Introduction Link to heading
Given an array of unique integers, each integer is strictly greater than 1.
We make a binary tree using these integers and each number may be used for any number of times.
Each non-leaf node’s value should be equal to the product of the values of it’s children.
How many binary trees can we make? Return the answer modulo 10 ** 9 + 7.
Example 1:
Input: A = [2, 4] Output: 3 Explanation: We can make these trees: [2], [4], [4, 2, 2] Example 2:
Input: A = [2, 4, 5, 10] Output: 7 Explanation: We can make these trees: [2], [4], [5], [10], [4, 2, 2], [10, 2, 5], [10, 5, 2].
Note:
1 <= A.length <= 1000.
2 <= A[i] <= 10 ^ 9.
Solution Link to heading
This is combinatorics task for building binary trees.
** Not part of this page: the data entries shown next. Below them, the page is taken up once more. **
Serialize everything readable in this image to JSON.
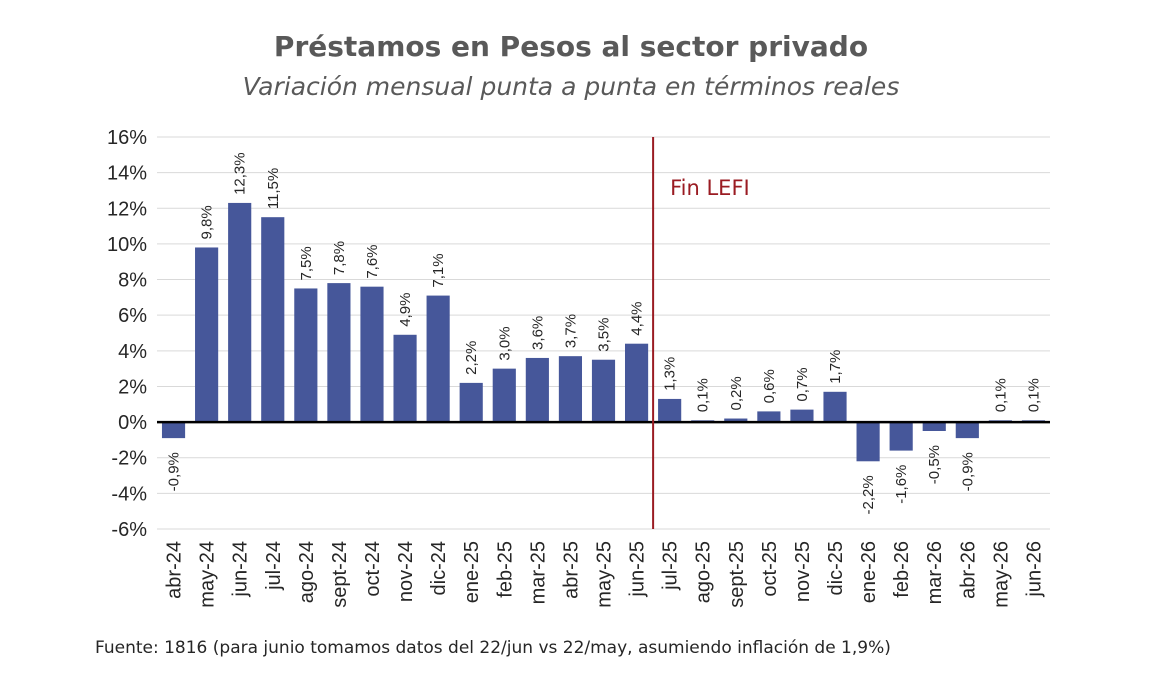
{
  "header": {
    "title": "Préstamos en Pesos al sector privado",
    "subtitle": "Variación mensual punta a punta en términos reales"
  },
  "footer": {
    "source": "Fuente: 1816 (para junio tomamos datos del 22/jun vs 22/may, asumiendo inflación de 1,9%)"
  },
  "annotation": {
    "label": "Fin LEFI",
    "after_category": "jun-25",
    "color": "#9a1b22"
  },
  "chart_data": {
    "type": "bar",
    "title": "Préstamos en Pesos al sector privado",
    "subtitle": "Variación mensual punta a punta en términos reales",
    "categories": [
      "abr-24",
      "may-24",
      "jun-24",
      "jul-24",
      "ago-24",
      "sept-24",
      "oct-24",
      "nov-24",
      "dic-24",
      "ene-25",
      "feb-25",
      "mar-25",
      "abr-25",
      "may-25",
      "jun-25",
      "jul-25",
      "ago-25",
      "sept-25",
      "oct-25",
      "nov-25",
      "dic-25",
      "ene-26",
      "feb-26",
      "mar-26",
      "abr-26",
      "may-26",
      "jun-26"
    ],
    "values": [
      -0.9,
      9.8,
      12.3,
      11.5,
      7.5,
      7.8,
      7.6,
      4.9,
      7.1,
      2.2,
      3.0,
      3.6,
      3.7,
      3.5,
      4.4,
      1.3,
      0.1,
      0.2,
      0.6,
      0.7,
      1.7,
      -2.2,
      -1.6,
      -0.5,
      -0.9,
      0.1,
      0.1
    ],
    "data_labels": [
      "-0,9%",
      "9,8%",
      "12,3%",
      "11,5%",
      "7,5%",
      "7,8%",
      "7,6%",
      "4,9%",
      "7,1%",
      "2,2%",
      "3,0%",
      "3,6%",
      "3,7%",
      "3,5%",
      "4,4%",
      "1,3%",
      "0,1%",
      "0,2%",
      "0,6%",
      "0,7%",
      "1,7%",
      "-2,2%",
      "-1,6%",
      "-0,5%",
      "-0,9%",
      "0,1%",
      "0,1%"
    ],
    "yticks": [
      "-6%",
      "-4%",
      "-2%",
      "0%",
      "2%",
      "4%",
      "6%",
      "8%",
      "10%",
      "12%",
      "14%",
      "16%"
    ],
    "ylim": [
      -6,
      16
    ],
    "ytick_step": 2,
    "grid": true,
    "bar_color": "#46579a",
    "xlabel": "",
    "ylabel": ""
  }
}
The catch here is that any tree can be reused in other trees, therefore I decided to use enterprise way to build lazy calculations trees with basic operations like Cache, Add, Product and get value from cache.
type Op interface {
Get() int
}
type One struct {
}
func (t *One) Get() int {
return 1
}
type Cache struct {
val int
lazy Op
}
func (t *Cache) Get() int {
if t.val == 0 {
t.val = t.lazy.Get()
}
return t.val
}
type Add struct {
a Op
b Op
}
func (t *Add) Get() int {
return t.a.Get() + t.b.Get()
}
type Product struct {
a Op
b Op
}
func (t *Product) Get() int {
return t.a.Get() * t.b.Get()
}
type Eval struct {
call func() int
}
func (t *Eval) Get() int {
return t.call()
}
func numFactoredBinaryTrees(A []int) int {
n := len(A)
if n == 0 {
return 0
}
sort.Ints(A)
one := &One{}
maxNum := A[n-1]
cache := make(map[int]Op)
for i := 0; i < n; i++ {
cache[A[i]] = one
}
for i := 0; i < n; i++ {
for j := 0; j < n; j++ {
p := A[i] * A[j]
if p > maxNum {
break
}
if op, ok := cache[p]; ok {
a := A[i]
b := A[j]
product := &Product{
&Eval{
func() int {
return cache[a].Get()
},
},
&Eval{func() int {
return cache[b].Get()
},
},
}
cache[p] = &Cache{lazy: &Add{ product, op} }
}
}
}
total := 0
mod := 1000000000 + 7
for _, v := range cache {
total += v.Get()
total %= mod
}
return total
}
Preformance Link to heading
Runtime: 20 ms
Memory Usage: 6.1 MB
Let’s simplify this code by removing the lazy computations and use the dynamic programming.
func numFactoredBinaryTrees(A []int) int {
n := len(A)
if n == 0 {
return 0
}
sort.Ints(A)
cache := make(map[int]int)
for i := 0; i < n; i++ {
cache[A[i]] = 1
}
for p := 0; p < n; p++ {
for j := 0; j <= p; j++ {
if A[p] % A[j] == 0 {
i := A[p] / A[j]
if cnt, ok := cache[i]; ok {
cache[A[p]] += cache[A[j]] * cnt
}
}
}
}
total := 0
mod := 1000000000 + 7
for _, v := range cache {
total += v
total %= mod
}
return total
}
This code is much more simple, but performance is not better:
Runtime: 48 ms, faster than 100.00% of Go online submissions for Binary Trees With Factors.
Memory Usage: 3.8 MB, less than 100.00% of Go online submissions for Binary Trees With Factors.
I think performance is not good, because of too many golang map operation in the loop.